Values are a key strategic lens through which to channel company culture and behaviour.
Recent research conducted by MIT's Donald Sull confirms what most people already know - the vast majority of companies have a nice sounding set of company values, but most employees have no clue what those values are, and companies themselves do not conduct their own behaviour in accordance with those stated values.
Values are, however, a key strategic lens through which to channel company culture and behaviour. They are a vital tool for a business to use as a brand differentiator and are very useful in guiding critical decision-making. Values codify a company's culture and capture the essence of what makes a group of people, who are trying to create value in the world, unique.
In reality, most companies select meaningless generic words like integrity, trust, innovation, passion and excellence to be their official values.
Meaningless because no company in the world would publically admit that integrity, trust, innovation, passion and excellence were specifically not how they conducted themselves in business; which makes stating these things, as to what you do believe in, completely pointless.
Amazon has a famous values-driven saying within their organisation - 'it is always Day 1'.
It's always Day 1 at Amazon because their greatest fear is becoming complacent, arrogant, and believing that they are just too big to learn something new every day.
When asked the question in an all-hands meeting in 2017; "What does Day 2 look like?" - this is how Jeff Bezos responded.
“Day 2 is stasis. Followed by irrelevance. Followed by excruciating, painful decline. Followed by death. And that is why it is always Day 1.”
How does Amazon actively defend against getting to Day 2?
They are customer obsession, have a skeptical view of proxies, are eager to adopt external trends, and strive for high-velocity decision making.
[BTW - you can get more clarity on what each of these values means to Amazon thanks to Jeff Bezos' 2016 Letter to Shareholders.]
These four key factors (that add colour to the 'Day 1' statement) are the golden kernels that make Amazon, Amazon.

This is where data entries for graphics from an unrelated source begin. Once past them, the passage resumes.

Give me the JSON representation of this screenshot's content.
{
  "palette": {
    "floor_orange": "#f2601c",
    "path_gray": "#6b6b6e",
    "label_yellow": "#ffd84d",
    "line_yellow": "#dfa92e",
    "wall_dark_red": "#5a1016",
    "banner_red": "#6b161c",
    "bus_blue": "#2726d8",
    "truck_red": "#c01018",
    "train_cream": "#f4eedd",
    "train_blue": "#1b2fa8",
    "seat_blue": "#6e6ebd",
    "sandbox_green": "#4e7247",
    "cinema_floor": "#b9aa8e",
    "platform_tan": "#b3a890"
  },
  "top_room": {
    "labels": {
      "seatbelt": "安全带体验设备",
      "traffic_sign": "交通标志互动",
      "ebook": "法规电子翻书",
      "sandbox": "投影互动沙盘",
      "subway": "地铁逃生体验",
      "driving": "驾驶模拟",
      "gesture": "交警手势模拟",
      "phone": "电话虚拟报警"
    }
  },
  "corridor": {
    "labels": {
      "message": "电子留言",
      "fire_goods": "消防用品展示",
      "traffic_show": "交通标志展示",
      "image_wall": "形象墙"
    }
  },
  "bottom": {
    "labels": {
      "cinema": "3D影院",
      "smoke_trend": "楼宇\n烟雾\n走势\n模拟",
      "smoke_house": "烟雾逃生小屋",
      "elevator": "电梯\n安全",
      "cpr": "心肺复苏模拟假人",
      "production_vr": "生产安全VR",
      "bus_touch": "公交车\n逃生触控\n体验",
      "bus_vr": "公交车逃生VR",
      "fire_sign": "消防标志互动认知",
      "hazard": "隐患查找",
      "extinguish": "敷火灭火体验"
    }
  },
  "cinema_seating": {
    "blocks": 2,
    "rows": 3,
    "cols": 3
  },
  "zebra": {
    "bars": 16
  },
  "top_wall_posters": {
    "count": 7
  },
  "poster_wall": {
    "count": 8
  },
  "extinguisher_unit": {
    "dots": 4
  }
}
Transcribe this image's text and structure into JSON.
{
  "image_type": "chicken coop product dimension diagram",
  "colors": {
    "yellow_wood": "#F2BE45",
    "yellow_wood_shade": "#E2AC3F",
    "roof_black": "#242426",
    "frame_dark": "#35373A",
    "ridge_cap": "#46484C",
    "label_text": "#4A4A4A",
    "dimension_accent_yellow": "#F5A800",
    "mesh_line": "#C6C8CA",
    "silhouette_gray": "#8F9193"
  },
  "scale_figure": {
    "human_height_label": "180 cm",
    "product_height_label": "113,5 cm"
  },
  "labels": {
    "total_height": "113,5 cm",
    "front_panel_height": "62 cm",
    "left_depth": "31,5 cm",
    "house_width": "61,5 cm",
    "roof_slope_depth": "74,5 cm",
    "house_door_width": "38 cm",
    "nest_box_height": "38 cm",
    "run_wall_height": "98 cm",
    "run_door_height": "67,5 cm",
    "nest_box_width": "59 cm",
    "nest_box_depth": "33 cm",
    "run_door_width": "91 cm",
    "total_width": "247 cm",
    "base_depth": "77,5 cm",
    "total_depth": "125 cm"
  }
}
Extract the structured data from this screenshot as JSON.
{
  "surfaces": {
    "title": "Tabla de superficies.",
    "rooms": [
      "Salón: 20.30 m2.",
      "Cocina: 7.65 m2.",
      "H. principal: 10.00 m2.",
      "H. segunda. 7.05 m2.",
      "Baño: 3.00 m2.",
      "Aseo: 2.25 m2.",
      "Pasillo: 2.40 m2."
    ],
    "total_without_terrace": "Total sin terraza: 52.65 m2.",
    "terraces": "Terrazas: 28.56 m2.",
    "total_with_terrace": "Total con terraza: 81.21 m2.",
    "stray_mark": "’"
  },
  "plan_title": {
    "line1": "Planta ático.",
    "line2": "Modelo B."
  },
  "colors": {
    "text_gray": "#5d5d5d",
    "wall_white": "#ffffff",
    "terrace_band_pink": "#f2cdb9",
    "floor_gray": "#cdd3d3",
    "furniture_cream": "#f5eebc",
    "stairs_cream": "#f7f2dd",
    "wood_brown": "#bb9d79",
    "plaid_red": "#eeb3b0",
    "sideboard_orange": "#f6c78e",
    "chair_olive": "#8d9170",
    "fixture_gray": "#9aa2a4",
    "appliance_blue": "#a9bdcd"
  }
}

Most companies these days are run by accountants and analysts that only really care about delivering financial returns to shareholders.
They know very little about leading a team of people into a future that is focused on creating value for customers, staff, shareholders, and society. This is why values are so universally underutilised.
Society is however increasingly demanding more from business - the scrutiny on how companies conduct themselves is only getting more intense.
I have a strong hunch that the importance of values is set to increase.